Thursday, 15 March 2012

Karma

Why is it that the minute you think to yourself, not even say out loud, that thank goodness I haven't got my annual and reoccurring cold sore come spring time, you feel a tingling sensation on your upper lip? Or when you've silently thought to yourself that when I have a baby, he/she will have my eyes, daddy's nose and lips and a perfectly formed shapely head (unlike so and so's child...) it's the total opposite? When you mock or ridicule other's and their children especially it makes sense for the mystical forces of karma to say 'aha! i know how to get you back!'
I almost make a deal with myself every time I hear the oncoming of a karma teasing thought about the misfortunes of another-that I will not say 'it'll never happen to me' or 'I will do so and so..' because it's tempting it, daring it to show you otherwise. Instead I will make a milder form of thought and opinion and soften the tone to something like 'I hope that I'll not end up like my mum' (because we all know that there's always a high probability of that happening). It's all a bit like that joke: 'How do you make God laugh? By telling him your plans.' By announcing certain things so boldly, you're more or less prophesying your own doom.

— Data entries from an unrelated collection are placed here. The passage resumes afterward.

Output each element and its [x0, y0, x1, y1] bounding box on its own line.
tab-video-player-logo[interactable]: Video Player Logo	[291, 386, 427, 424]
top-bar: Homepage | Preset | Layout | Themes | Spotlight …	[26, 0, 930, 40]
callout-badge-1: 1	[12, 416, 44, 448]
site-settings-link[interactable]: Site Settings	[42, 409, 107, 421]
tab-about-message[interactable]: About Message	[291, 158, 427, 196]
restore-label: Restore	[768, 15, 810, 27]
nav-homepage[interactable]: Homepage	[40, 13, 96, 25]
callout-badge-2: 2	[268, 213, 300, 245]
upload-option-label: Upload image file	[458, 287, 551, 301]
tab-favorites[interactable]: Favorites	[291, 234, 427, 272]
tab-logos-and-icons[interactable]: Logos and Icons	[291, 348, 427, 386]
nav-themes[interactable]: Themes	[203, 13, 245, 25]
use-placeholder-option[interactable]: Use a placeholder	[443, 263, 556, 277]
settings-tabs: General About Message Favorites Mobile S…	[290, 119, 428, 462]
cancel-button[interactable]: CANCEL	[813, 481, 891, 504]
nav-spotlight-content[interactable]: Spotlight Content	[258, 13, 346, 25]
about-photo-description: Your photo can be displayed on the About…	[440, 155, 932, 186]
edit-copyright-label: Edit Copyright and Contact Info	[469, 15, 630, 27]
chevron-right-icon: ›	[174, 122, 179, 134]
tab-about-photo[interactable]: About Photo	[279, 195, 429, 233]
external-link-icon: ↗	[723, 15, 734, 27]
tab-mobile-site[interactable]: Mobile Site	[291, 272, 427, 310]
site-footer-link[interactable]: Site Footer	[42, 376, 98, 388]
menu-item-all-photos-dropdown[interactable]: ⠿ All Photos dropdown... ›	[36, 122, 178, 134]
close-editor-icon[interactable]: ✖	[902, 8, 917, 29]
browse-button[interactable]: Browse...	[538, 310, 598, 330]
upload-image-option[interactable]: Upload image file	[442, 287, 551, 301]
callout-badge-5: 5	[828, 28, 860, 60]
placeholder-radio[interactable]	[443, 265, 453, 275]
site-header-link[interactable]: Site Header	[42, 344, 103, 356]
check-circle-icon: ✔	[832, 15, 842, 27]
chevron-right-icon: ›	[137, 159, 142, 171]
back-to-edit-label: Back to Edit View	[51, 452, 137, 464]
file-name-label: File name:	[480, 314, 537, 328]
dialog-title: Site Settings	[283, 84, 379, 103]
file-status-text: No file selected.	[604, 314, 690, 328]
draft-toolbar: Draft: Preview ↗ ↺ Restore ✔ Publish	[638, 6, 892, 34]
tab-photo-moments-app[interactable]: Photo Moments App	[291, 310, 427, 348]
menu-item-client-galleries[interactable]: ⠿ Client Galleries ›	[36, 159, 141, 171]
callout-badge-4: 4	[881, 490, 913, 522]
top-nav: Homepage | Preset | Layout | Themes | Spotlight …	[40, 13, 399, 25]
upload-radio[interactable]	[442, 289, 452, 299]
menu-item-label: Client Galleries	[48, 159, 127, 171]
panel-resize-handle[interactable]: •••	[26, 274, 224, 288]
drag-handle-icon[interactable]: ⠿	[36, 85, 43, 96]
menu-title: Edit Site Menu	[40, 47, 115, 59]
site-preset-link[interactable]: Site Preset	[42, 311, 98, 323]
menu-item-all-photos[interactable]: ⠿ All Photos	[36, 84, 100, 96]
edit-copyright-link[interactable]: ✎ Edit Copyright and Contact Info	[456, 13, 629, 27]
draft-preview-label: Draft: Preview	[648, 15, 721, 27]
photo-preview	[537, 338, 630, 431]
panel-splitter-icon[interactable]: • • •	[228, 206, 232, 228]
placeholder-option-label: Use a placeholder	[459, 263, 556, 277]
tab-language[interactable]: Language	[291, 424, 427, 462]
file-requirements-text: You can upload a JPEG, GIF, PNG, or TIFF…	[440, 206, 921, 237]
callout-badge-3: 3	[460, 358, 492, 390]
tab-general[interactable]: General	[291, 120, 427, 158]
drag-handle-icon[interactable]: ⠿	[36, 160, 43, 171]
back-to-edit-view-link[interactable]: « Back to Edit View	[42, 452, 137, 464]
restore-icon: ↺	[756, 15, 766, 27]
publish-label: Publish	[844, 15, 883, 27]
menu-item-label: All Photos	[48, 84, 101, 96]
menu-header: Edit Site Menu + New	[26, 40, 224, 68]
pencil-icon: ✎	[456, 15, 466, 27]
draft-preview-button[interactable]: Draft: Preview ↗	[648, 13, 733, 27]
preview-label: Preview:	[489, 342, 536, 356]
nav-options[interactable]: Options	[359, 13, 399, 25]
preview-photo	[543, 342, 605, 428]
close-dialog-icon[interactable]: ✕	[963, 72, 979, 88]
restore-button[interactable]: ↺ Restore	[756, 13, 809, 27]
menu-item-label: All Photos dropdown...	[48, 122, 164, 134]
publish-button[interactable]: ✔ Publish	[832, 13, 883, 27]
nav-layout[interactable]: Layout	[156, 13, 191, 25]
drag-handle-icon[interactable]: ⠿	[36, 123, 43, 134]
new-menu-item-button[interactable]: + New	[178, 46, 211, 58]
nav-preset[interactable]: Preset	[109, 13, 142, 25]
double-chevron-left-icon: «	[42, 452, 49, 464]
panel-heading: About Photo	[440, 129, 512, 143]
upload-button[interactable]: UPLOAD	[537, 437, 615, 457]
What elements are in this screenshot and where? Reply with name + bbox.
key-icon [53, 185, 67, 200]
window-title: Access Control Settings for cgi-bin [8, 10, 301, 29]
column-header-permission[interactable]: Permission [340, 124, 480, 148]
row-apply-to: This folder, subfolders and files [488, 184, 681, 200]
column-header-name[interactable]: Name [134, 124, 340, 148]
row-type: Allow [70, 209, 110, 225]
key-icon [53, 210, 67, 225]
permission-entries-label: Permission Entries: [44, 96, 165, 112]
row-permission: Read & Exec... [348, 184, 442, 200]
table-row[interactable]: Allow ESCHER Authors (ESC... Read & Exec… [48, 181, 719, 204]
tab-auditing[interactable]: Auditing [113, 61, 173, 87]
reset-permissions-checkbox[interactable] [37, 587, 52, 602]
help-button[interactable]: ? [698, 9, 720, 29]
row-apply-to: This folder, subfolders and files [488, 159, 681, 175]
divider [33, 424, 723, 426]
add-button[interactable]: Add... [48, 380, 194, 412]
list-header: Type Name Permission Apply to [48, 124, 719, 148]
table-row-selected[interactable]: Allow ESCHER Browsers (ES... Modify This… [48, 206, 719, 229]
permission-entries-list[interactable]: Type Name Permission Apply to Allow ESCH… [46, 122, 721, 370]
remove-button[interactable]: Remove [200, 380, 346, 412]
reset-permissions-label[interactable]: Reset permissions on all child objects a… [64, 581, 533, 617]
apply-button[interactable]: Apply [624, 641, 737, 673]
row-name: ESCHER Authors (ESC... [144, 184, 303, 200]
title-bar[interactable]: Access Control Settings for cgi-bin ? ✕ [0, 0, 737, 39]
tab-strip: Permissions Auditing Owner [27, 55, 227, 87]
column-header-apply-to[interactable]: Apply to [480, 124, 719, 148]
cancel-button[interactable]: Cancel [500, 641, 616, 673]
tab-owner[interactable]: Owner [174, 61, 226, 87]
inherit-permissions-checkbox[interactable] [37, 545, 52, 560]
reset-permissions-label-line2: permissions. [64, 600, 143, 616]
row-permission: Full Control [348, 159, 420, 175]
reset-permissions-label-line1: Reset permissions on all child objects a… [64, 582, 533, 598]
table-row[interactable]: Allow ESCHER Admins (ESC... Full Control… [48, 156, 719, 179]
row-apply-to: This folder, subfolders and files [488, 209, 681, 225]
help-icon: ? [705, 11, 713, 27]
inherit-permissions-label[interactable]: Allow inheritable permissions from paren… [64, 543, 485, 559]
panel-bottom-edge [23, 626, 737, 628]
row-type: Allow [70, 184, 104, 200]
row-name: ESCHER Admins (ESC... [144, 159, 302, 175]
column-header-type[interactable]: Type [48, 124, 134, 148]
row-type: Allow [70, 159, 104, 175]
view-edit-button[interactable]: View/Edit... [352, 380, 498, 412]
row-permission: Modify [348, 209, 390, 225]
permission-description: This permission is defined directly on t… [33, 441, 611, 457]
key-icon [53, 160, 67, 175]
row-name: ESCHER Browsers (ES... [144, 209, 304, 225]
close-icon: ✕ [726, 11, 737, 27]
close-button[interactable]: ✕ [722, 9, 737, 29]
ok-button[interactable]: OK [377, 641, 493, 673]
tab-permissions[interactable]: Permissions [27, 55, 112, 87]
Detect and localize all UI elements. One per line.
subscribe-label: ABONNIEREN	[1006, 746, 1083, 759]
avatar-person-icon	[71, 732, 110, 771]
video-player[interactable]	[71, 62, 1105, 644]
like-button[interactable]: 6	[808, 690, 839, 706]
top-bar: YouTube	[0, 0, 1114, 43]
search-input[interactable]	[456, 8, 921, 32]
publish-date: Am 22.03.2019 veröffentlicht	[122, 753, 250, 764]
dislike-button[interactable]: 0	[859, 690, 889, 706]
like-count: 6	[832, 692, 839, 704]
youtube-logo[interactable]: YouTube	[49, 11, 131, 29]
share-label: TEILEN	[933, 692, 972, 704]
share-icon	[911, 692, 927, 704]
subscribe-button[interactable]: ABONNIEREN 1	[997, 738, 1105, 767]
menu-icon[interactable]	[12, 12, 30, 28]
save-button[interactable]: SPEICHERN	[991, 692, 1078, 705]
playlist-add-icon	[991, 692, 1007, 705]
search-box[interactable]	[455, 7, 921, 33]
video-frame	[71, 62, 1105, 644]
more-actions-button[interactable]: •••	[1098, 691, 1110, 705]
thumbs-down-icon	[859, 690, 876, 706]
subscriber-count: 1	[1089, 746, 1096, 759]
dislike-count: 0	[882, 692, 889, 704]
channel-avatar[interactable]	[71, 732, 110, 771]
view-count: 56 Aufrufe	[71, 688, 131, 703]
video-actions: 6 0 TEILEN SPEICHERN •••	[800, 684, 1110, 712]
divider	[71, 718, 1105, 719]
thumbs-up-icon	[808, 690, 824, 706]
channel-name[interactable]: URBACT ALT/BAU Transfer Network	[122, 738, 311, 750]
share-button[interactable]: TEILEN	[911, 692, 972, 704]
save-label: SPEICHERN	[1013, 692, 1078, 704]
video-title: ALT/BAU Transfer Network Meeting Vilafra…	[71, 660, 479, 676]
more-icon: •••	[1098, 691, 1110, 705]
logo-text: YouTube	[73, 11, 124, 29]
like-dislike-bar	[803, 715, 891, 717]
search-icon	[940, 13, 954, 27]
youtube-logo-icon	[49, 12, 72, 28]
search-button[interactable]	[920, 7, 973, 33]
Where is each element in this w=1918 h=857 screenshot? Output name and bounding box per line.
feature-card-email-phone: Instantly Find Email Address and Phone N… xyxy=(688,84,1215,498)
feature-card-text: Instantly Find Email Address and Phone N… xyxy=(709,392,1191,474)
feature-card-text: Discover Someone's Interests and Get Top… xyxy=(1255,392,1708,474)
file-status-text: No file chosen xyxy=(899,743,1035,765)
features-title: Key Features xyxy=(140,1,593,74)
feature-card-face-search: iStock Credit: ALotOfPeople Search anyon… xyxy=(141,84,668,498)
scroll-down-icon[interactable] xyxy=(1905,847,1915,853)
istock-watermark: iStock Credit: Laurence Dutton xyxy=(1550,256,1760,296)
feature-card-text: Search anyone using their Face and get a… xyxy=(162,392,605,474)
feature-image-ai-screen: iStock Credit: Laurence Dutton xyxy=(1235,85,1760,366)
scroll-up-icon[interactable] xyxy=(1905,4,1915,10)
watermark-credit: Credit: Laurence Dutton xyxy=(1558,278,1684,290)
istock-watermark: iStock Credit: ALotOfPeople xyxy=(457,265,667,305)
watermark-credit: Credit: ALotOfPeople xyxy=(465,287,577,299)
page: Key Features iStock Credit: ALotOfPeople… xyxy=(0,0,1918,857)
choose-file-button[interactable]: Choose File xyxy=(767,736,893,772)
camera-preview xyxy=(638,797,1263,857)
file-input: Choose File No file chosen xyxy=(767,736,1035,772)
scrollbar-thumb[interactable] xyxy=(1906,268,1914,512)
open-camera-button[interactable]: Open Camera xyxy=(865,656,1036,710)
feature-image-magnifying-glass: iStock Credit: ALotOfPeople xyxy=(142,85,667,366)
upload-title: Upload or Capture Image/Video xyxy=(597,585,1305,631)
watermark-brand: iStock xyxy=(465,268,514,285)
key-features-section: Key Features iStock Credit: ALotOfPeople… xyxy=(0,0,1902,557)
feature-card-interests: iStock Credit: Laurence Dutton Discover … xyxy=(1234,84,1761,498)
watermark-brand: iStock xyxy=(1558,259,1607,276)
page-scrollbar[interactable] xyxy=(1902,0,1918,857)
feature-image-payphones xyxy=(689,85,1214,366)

However, boldly making statements in the opposite meaning in the hope of getting what you really want doesn't seem to work either. For example: 'I'm sure I'll get enormously fat after giving birth.' Because it actually happens.
Maybe it's a cosmic way of bringing you back down to earth, for being too cocky and all. But shouldn't we have a choice in all this? A choice to opt out of the karma service because it doesn't fit with someone's lifestyle? We can have access to the service on a pay was you go scheme from time to time, or for the really karma-phobics, how about a Karma Shield 24/7. It'll never find you. Like going off the karma radar. We're living in a supposed democratic and capitalist society surely there's a way to fix this. but then again, are we really? Maybe Karma's just stepping in when there's trouble on earth, to sort out the (bank) balances. Yes, I'm loosely and poorly referring to the EU and recession crises.
I bet this man can't fix it all alone.